Researchers Find Ways to Improve Effectiveness of Seasonal Flu Vaccine
A new pair of studies take a look at the human immune response to the flu vaccine and explain how the flu components may affect the shot’s effectiveness.
From season to season the flu vaccine varies in effectiveness; this is one of the challenges of trying to hit a moving target that is always changing. Now, a pair of recent studies suggests that the conventional flu vaccine can be improved to become more effective at preventing the virus.
Through global programs such as the World Health Organization’s (WHO) Global Influenza Programme, along with national flu surveillance from the Centers for Disease Control and Prevention (CDC) and other national and local agencies, health officials are able to monitor flu activity around the world. The data they collect on virus trends informs outbreak monitoring and tracks the “antigenic drift” and “antigenic shift” that continually create changes in the genes of influenza viruses. WHO’s Collaborating Centers for Reference and Research on Influenza, a global advisory group, use the aforementioned data to make recommendations for each season’s flu vaccine for the Northern and Southern Hemispheres to protect against the viruses that are most likely to spread and cause illness.
When the flu vaccine works, it can effectively prevent illness, missed work days, hospitalization, medical expenses, and even death. Health officials are quick to tout the benefits of the seasonal flu shot as well as it’s proven record of success while acknowledging that it’s not perfect. Recently, two studies published in the journal Nature Medicine looked at the effectiveness of flu vaccines. The first study, led by researchers at the University of Texas at Austin, investigated the benefits of a trivalent flu vaccine that protects against three viruses rather than the currently recommended quadrivalent vaccine that is designed to protect against four virus strains. In a case of “more is not necessarily better,” the team found that the benefits of the quadrivalent vaccine were not significantly greater than the trivalent vaccine.

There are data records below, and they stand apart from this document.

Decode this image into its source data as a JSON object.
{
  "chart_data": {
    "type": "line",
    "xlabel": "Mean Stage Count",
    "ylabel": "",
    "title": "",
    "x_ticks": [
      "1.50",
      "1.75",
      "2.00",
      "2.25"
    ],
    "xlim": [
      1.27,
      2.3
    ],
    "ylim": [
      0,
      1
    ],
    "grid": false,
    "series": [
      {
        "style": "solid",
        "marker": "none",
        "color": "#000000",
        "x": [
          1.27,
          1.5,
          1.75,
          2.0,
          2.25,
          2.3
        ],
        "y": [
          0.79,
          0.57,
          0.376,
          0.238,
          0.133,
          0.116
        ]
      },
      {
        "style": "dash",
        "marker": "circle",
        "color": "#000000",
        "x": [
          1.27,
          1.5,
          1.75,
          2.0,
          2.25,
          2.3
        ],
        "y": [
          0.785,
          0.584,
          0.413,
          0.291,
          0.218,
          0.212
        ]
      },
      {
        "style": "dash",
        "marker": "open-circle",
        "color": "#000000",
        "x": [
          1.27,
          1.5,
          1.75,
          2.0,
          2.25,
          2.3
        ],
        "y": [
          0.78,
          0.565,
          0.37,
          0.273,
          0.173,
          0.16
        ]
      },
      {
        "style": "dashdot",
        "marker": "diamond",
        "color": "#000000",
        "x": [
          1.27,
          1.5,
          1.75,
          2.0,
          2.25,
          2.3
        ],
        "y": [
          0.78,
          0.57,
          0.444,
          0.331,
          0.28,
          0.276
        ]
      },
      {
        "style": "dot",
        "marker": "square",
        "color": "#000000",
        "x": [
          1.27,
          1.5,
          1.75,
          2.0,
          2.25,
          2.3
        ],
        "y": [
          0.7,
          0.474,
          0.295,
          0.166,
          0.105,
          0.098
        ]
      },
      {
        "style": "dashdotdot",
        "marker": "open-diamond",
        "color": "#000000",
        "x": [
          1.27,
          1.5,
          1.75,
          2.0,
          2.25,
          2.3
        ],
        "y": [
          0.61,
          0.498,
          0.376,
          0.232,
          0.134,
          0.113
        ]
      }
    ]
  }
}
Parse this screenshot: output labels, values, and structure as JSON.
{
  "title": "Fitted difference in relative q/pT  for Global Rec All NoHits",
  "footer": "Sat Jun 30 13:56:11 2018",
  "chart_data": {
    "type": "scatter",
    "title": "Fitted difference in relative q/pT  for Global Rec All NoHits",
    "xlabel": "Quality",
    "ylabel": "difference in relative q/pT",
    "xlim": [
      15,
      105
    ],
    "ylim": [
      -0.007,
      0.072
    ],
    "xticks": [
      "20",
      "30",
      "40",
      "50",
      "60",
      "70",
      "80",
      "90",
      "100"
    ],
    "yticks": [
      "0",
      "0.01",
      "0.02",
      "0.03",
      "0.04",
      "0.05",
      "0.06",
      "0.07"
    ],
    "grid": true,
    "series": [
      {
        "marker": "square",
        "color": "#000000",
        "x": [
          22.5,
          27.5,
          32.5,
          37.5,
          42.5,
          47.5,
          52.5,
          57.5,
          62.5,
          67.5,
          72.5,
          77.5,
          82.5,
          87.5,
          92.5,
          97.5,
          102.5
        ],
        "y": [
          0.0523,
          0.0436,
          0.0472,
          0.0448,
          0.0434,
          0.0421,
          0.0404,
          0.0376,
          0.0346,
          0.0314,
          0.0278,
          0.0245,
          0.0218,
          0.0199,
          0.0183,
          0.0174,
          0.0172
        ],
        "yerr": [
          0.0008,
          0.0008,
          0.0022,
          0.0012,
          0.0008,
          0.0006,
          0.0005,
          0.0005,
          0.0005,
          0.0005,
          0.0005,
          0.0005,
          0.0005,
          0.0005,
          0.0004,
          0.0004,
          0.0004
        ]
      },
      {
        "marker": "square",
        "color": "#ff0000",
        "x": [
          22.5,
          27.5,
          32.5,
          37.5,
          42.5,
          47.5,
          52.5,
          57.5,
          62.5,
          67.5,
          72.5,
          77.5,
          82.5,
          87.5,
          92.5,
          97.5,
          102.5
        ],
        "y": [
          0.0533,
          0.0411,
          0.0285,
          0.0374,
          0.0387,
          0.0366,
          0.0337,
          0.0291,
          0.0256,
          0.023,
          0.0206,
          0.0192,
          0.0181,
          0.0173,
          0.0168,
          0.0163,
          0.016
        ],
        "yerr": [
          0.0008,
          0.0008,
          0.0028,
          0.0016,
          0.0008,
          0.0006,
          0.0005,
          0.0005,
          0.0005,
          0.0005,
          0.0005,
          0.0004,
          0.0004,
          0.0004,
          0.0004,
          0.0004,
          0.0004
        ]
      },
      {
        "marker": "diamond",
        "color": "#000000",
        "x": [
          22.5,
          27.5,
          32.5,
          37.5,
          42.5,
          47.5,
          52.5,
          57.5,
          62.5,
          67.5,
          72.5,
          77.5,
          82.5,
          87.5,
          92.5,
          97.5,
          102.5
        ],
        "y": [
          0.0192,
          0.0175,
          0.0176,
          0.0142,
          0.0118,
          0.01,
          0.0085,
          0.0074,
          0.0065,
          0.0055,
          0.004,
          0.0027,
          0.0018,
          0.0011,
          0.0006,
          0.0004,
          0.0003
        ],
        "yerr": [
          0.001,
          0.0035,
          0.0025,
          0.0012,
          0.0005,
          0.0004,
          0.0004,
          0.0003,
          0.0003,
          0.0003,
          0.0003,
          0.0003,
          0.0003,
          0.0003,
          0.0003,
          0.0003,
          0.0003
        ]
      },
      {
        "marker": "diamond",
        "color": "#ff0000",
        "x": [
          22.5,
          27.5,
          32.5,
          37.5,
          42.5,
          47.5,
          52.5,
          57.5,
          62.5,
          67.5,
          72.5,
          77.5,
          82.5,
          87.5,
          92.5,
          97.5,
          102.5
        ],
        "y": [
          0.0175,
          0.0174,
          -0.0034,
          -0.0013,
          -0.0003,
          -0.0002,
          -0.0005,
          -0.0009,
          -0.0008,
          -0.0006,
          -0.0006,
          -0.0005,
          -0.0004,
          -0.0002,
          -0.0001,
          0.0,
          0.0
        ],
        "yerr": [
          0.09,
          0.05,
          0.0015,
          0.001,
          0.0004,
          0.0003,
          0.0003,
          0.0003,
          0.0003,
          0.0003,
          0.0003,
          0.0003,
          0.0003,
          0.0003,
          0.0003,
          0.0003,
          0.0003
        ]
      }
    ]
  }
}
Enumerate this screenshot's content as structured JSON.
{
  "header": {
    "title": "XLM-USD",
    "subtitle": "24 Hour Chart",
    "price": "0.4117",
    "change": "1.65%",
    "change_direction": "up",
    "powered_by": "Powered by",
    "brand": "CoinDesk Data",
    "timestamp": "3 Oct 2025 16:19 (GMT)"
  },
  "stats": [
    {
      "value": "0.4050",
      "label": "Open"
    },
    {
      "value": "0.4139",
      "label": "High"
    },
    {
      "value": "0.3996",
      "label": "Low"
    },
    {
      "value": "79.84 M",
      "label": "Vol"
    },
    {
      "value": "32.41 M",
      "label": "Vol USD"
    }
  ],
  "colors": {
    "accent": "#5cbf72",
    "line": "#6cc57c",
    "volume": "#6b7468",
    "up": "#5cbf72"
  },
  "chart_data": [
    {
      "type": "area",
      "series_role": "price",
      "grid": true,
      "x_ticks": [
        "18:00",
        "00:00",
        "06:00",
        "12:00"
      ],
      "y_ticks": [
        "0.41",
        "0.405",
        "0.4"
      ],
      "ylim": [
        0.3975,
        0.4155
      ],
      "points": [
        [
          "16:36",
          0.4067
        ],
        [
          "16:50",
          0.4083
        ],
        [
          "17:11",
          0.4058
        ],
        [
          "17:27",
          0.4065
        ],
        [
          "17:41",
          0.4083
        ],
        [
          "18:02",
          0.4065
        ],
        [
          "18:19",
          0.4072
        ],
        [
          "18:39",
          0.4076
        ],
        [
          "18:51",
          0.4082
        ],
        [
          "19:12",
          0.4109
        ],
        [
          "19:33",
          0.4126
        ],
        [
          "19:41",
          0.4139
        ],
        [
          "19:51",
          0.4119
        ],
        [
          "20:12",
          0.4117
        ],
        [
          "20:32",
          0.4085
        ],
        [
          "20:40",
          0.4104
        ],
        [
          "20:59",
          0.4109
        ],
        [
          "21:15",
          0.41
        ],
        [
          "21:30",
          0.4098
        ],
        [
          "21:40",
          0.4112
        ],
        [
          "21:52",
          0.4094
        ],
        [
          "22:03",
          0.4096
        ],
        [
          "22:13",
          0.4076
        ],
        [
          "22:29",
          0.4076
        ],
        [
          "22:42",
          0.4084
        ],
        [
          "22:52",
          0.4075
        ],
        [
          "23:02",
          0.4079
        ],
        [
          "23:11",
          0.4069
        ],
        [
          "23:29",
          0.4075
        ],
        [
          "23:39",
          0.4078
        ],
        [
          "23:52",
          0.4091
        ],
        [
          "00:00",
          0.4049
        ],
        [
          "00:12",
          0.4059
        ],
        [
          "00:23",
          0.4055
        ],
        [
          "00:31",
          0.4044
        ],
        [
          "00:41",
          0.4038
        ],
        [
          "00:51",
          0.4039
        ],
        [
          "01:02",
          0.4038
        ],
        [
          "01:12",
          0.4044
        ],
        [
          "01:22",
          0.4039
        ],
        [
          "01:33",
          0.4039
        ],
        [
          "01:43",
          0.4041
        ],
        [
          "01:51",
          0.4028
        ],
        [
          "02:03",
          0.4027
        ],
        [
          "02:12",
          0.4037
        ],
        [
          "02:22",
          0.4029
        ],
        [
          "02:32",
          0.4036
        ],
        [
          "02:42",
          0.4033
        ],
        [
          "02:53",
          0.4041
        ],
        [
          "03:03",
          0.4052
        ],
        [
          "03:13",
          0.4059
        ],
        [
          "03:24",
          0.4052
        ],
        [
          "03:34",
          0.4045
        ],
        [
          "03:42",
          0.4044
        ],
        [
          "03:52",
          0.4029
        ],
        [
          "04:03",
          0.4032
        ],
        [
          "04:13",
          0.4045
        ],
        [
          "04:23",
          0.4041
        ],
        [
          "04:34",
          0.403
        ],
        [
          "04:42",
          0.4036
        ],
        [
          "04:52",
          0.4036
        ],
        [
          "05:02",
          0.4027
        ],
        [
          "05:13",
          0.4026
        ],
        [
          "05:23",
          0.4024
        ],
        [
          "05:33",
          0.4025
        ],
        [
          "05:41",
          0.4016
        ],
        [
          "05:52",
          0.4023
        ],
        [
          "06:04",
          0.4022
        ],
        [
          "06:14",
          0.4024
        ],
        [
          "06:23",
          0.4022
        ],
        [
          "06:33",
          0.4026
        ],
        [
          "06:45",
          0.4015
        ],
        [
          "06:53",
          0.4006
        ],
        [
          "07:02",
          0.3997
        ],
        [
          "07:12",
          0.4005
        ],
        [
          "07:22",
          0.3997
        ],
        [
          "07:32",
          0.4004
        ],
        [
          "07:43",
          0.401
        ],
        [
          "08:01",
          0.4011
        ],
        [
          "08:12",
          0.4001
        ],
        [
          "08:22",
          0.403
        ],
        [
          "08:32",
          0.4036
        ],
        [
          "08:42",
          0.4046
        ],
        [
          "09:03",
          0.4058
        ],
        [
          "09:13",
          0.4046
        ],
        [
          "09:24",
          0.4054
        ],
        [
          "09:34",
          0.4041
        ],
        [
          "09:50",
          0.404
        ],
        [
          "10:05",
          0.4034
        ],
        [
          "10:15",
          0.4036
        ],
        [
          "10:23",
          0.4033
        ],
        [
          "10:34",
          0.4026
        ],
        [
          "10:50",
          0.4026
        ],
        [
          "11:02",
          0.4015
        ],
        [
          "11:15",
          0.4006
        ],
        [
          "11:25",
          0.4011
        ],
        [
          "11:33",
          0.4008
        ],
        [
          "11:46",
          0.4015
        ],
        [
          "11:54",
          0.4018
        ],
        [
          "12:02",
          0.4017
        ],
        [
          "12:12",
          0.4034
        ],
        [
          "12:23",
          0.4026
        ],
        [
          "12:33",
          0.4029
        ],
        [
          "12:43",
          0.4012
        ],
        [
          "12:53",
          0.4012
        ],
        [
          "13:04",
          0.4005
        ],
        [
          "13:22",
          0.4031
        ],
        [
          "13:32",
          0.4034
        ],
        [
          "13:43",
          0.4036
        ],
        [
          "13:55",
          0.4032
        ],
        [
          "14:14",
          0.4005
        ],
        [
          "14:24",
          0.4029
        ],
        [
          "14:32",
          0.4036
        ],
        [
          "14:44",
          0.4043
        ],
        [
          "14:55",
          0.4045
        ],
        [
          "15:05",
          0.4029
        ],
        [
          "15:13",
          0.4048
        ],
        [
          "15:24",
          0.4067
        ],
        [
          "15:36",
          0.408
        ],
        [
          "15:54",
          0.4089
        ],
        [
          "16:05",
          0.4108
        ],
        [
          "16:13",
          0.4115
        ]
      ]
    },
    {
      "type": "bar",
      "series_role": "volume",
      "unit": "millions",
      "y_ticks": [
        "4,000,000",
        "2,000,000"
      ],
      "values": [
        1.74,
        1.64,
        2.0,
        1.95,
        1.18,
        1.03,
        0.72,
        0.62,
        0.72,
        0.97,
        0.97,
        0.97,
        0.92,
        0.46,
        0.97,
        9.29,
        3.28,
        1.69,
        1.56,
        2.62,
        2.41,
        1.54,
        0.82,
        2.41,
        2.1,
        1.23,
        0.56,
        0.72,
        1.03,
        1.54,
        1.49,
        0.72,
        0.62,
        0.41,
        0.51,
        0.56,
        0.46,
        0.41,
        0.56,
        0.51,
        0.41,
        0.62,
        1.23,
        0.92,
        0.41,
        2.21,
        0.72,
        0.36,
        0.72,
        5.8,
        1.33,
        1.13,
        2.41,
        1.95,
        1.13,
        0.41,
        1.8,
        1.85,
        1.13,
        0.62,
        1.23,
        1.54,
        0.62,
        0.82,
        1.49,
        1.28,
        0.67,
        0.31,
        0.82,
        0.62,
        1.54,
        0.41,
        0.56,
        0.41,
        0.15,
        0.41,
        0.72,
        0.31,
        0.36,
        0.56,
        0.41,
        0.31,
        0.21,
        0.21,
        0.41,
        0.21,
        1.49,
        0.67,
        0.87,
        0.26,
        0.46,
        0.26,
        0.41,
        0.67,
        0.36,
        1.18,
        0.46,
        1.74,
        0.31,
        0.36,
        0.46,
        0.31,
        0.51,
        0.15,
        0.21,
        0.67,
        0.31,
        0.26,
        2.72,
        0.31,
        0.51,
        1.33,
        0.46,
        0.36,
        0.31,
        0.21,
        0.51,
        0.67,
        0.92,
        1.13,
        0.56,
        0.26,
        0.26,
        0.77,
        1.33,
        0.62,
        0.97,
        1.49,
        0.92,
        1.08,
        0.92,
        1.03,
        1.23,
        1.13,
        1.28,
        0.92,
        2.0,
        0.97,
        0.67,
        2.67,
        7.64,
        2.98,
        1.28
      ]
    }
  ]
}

Using a new technology called Ig-Seq, the researchers were able to directly identify and quantify antibodies produced in response to flu vaccination to observe how the vaccine activates the immune system response. They studied antibodies in young adults before and after receiving a flu shot and observed that just about 40% of influenza-specific antibodies came as a result of vaccination, with the rest being antibodies that were already present in the bodies of the vaccinated. When comparing trivalent to quadrivalent vaccines, they also noted that 90% of antibodies educed by one virus in a trivalent vaccine were also able to bind to the fourth virus component in a quadrivalent vaccine, showing that the extra viral strain does not produce a considerable additional antibody response.
“In order to develop a better vaccine, you need to have a more precise, better understanding of the current vaccine’s efficacy, and to do that you need to identify the individual antibodies that specifically bind to influenza, understand how they protect from disease and measure how long they can persist in circulation,” explained first author and Cockrell School chemical engineering doctoral student, Jiwon Lee, in a recent press release. The team hopes their research leads to a more effective flu vaccine.
In addition to these findings, a collaborative study lead by Harvard University researchers looked at the way vaccines are produced and how this may impact flu shot effectiveness. The majority of flu vaccines are egg-based, containing candidate vaccine viruses that are grown in eggs and then injected into fertilized eggs, where the viruses incubate for several days and are able to replicate. The fluid containing the virus is then extracted and the viruses get inactivated for the vaccines; the production of each vaccine dose requires about one egg. These common vaccines are not recommended for individuals with egg allergies. The other flu vaccine production processes use animal cell-based methods that do not require the use of eggs to incubate the virus, but consist of a recombinant technology process using insect cells.
Under investigation in this study were egg-based flu vaccines, which the team found cause the human immune system to partially produce antibodies with an avian receptor preference. Vaccines that don’t use avian cells may be more effective at producing broadly-neutralizing antibodies than egg-based vaccines, and thus, prove to be more effective at preventing illness. “The implication here is that the production of the vaccine in eggs can detract from its utility in eliciting a protective immune response in humans,” said study author George Georgiou in the press release.
CDC officials have noted that based on current surveillance they expect the flu vaccine for the 2016-2017 season to effectively protect individuals from the currently circulating viruses, and recommend receiving the shot in order to prevent getting sick with the flu this season.